Menurut Teori Konstruktivisme seseorang harus membangun sendiri pengetahuannya secara aktif. Penekanan Teori Konstruktivisme adalah proses internal yang terjadi di dalam struktur kognitif individu yang belajar. Sedangkan Humanisme adalah istilah umum untuk berbagai jalan pikiran yang berbeda yang memfokuskan dirinya ke jalan keluar umum dalam masalah-masalah atau isu-isu yang berhubungan dengan manusia.
Dalam teori belajar konstruktivisme memandang bahwa pengetahuan tidak dapat dipindahkan begitu saja dari pikiran guru ke pikiran siswa. Artinya, bahwa siswa harus aktif secara mental membangun struktur pengetahuannya berdasarkan kematangan kognitif yang dimilikinya. Siswa tidak diharapkan sebagai wadah yang siap diisi dengan berbagai ilmu pengetahuan sesuai dengan kehendak guru. Adapun implikasi dari teori belajar konstruktivisme dalam pendidikan anak (Poedjiadi, 1999: 63) adalah sebagai berikut:
a)Tujuan pendidikan menurut teori belajar konstruktivisme adalah menghasilkan individuatau anak yang memiliki kemampuan berfikir untuk menyelesaikan setiap persoalan yang dihadapi.
b)Kurikulum dirancang sedemikian rupa sehingga terjadi situasi yang memungkinkan pengetahuan dan keterampilan dapat dikonstruksi oleh peserta didik. Selain itu, latihan memcahkan masalah seringkali dilakukan melalui belajar kelompok dengan menganalisis masalah dalam kehidupan sehari-hari.
c)Peserta didik diharapkan selalu aktif dan dapat menemukan cara belajar yang sesuai bagi dirinya.
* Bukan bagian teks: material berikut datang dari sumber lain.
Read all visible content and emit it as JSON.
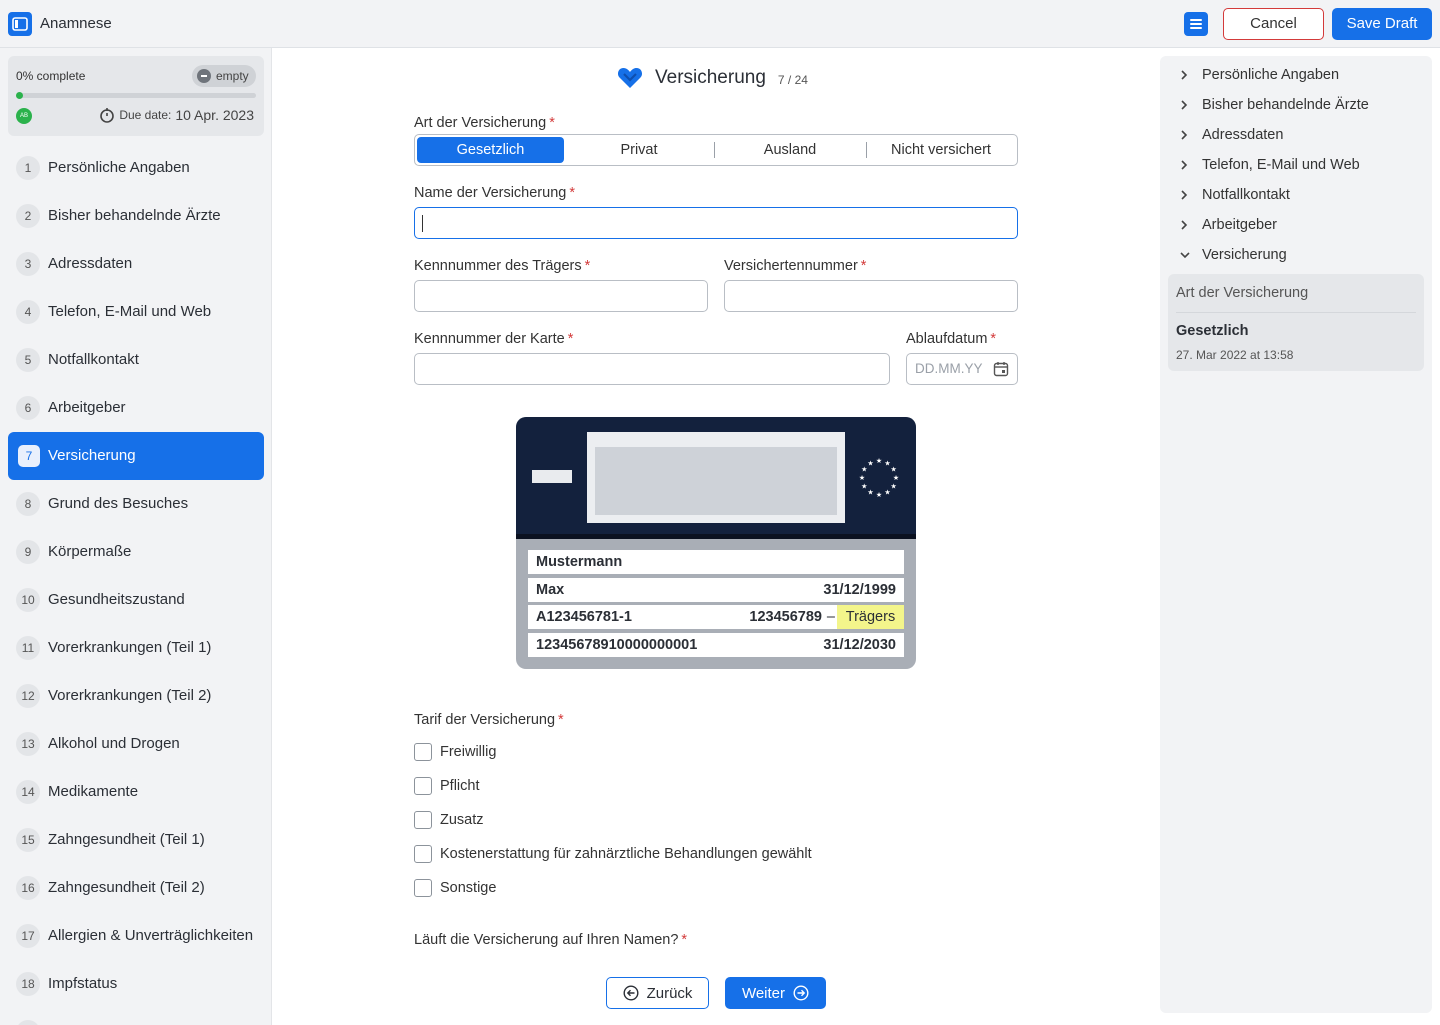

Guru hanyalah berfungsi sebagai mediator, fasilitor, dan teman yang membuat situasi yang kondusif untuk terjadinya konstruksi pengetahuan pada diri peserta didik.
Dalam teori ini bertujuan untuk memberikan motivasi untuk siswa bahwa belajar adalah tanggung jawab siswa itu sendiri, mengembangkan kemampuan siswa untuk mengejukan pertanyaan dan mencari sendiri pertanyaannya, membantu siswa untuk mengembangkan pengertian dan pemahaman konsep secara lengkap, mengembangkan kemampuan siswa untuk menjadi pemikir yang mandiri, dan lebih menekankan pada proses belajar bagaimana belajar itu.
Sedangkan teori humanistik memandang manusia sebagai ”manusia”, yakni makhluk ciptaan Tuhan dengan fitrah-fitrah tertentu. Sebagai makhluk hidup ia harus melangsungkan, mempertahankan, dan mengembangkan hidup. Sebagai makhluk batas (antara hewan dan malaikat), ia memiliki sifat-sifat kehewanan (nafsu-nafsu rendah) dan sifat-sifat kemalaikatan (budi luhur), sebagai makhluk dilematik ia selalu dihadapkan pada pilihan-pilihan dalam hidupnya; sebagai makhluk moral, ia bergulat dengan nilai-nilai. Sebagai makhluk pribadi, ia memiliki kekuatan konstruktif dan destruktif. Sebagai makhluk sosial, ia memiliki hak-hak sosial.
Aplikasi teori humanistik lebih menuju pada ruh atau spirit selama proses pembelajaran yang mewarnai metode-metode yang diterapkan. Peran guru dalam pembelajaran humanistik adalah menjadi fasilitator bagi para siswa sedangkan guru memberi motivasi, kesadaran mengenai makna belajar dalam kehidupan siswa. Siswa kini diposisikan sebagai mitra belajar guru. Guru bukan satu-satunya pusat informasi dan yang paling tahu. Guru hanya salah satu sumber belajar atau sumber informasi. Sedangkan sumber belajar yang lain bisa teman sebaya, perpustakaan, alam, laboratorium, televisi, koran dan internet.
Jadi dapat disimpulkan bahwa strategi pembelajaran yang mengacu kepada Teori humanisme lebih menjanjikan,agar para siswa dapat bertahan dan mampu bersaing di era globalisasi ini berdasarkan hasil-hasil penelitian yang membandingkan keduanya.